В то время как эта грозовая туча нависла над Адриатикой и Дунаем, а страны, лежащие в пределах досягаемости турецкой сабли, находились под угрозой уничтожения, западные народы были заняты поспешным укреплением своего единства и сосредоточением власти. В результате супружества Фердинанда и Изабеллы и последовавшего за ним покорения Гранады; в результате того, что во власти царственной четы оказалось вновь открытое полушарие, — Испания впервые выдвинулась в число великих держав; с другой стороны, Франция, изгнав со своей территории Англию, заведя у себя постоянную армию, захватила обширные пограничные провинции, сокрушила центробежные силы феодализма — и явилась на исторической сцене в качестве значительно более устрашающей и воинственной силы, чем прежде. Эти вновь образовавшиеся державы предвещали опасность, и вот в каком направлении: их подъем ощущался не столько в сравнении с Англией или Португалией, сколько с Италией. Англия при Тюдорах достигла внутреннего успокоения; что касается Португалии, то она уже опережала все европейские страны по части океанской торговли. Но Италия была раздробленной, миролюбивой и бедной гражданскими доблестями, сделавшими неприступной и неуязвимой Швейцарию; сверх того, она изобиловала вожделенными роскошествами цивилизации, была неистощимой сокровищницей большинства тех вещей, которые столь остро требовались в соседних странах и которых больше взять было негде. Лучшие писатели, ученые и учителя, самые совершенные художники, талантливейшие военначальники, сухопутные и морские, наиболее прозорливые исследователи таинства государственной власти из числа известных до той поры и с тех пор не превзойденные, весь ошеломляющий блеск Возрождения, все плоды целого столетия прогресса были представлены в этой стране, готовые стать добычей мощной державы, способной поставить их себе на службу ради своей выгоды.
Было очевидным, что эти недавно усилившиеся страны, продолжавшие подвигаться вперед как в единении, так и в сосредоточении своих бьющих через край сил, не могут не посягнуть на страны в политическом отношении упадочные и ослабленные. Вмешательство в итальянские дела не вытекало из государственных интересов и не должно было быть политикой Франции, границы которой всюду, кроме северозапада, положены самой природой. Здесь страна была открыта; отсюда неприятельская территория подступала к столице, — поэтому естественной представлялась экспансия в направлении Антверпена, Льежа или Страсбурга. Но Франция была приглашена в Италию, и там ей был обещан теплый прием, ибо после поражения 1462 года притязания анжуйской династии на Неаполь перешли к французскому королю. Арагонская династия, хоть и сумела успешно отразить натиск претендента, не была законной на неаполитанском престоле и сверх того оказалась перед необходимостью бороться за свое существование против восставших баронов. Восстание было подавлено, недовольные неаполитанцы отправились в изгнание и оказались во Франции; здесь они уверяли Карла VIII, что его ожидает легкий триумф, пожелай он только протянуть руку за знаками величия, по праву принадлежащими наследнику дома Анжу. С изгнанниками оказался делла Ровере, наиболее влиятельный из итальянских кардиналов, племянник бывшего папы и сам впоследствии на столетия прославившийся понтифик. Во всеоружии тайн конклава, он настаивал на том, что Александр VI должен быть смещен, поскольку заплатил за свое избрание деньгами и ценностями, причем известно, сколько; и что приобретенная таким образом духовная должность ipso facto[48]

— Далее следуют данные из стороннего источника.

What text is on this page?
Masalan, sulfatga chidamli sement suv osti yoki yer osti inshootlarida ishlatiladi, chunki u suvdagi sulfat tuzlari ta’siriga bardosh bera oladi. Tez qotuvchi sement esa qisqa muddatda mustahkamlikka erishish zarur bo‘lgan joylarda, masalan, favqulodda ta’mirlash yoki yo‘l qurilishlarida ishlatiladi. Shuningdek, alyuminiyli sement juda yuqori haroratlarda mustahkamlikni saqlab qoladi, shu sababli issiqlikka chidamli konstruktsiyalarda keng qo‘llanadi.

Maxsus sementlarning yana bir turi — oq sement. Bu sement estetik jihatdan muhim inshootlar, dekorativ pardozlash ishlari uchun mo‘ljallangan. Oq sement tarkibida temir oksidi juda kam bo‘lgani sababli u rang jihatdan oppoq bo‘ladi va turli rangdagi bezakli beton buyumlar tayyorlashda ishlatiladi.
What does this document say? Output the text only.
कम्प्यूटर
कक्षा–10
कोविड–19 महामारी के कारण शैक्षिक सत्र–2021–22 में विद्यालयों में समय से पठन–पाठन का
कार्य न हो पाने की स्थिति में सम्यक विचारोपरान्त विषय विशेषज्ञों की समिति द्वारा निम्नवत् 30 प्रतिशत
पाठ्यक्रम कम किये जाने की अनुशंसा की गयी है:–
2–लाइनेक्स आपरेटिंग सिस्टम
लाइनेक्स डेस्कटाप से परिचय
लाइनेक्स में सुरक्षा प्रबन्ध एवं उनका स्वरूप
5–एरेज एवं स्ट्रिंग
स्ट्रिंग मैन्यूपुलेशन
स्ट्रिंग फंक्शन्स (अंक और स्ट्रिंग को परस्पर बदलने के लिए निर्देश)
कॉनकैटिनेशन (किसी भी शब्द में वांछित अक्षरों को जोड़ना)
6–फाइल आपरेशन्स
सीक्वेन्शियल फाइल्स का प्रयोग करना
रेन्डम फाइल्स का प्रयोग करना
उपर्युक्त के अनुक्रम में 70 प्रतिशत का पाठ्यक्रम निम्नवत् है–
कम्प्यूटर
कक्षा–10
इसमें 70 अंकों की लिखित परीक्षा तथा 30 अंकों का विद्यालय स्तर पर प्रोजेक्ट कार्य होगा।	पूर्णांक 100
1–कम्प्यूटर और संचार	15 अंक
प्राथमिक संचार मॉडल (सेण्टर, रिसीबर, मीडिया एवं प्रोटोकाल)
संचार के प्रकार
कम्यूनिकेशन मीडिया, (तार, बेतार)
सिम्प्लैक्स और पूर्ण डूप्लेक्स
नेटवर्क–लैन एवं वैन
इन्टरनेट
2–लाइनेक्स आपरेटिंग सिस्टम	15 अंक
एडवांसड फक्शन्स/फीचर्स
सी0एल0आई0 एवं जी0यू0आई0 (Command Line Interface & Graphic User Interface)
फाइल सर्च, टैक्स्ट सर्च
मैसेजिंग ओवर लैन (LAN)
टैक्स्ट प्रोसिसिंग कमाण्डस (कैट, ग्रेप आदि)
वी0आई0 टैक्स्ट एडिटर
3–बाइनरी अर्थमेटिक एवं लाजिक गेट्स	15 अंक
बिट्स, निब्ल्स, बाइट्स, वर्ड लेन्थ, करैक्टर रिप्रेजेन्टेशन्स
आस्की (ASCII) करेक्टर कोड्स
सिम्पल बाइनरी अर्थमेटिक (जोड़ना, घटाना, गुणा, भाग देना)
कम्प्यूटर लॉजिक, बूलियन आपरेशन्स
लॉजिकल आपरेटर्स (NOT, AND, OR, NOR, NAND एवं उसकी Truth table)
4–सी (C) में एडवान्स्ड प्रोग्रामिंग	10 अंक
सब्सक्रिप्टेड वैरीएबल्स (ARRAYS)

вакантна.Вмешательство Франции, предвозвещенное страстным красноречием Савонаролы, приветствовала и Флоренция, ко времени перехода власти из рук прославленного Лоренцо к его менее способному сыну уставшая от правления Медичи. Правитель Милана Лодовико Сфорца также был в числе тех, кто побуждал Францию к вмешательству: с Неаполем у него были семейные счеты. Его отец, удачливейший из кондотьеров, который получил власть над Миланом благодаря женитьбе на представительнице семейства Висконти, известен своим высказывание: «Боже, убереги меня от друзей, а от врагов я и сам уберегусь.» Поскольку герцоги Орлеанские тоже происходили из семьи Висконти, Лодовико надеялся привлечь Францию заманчивой перспективой овладеть Неаполем.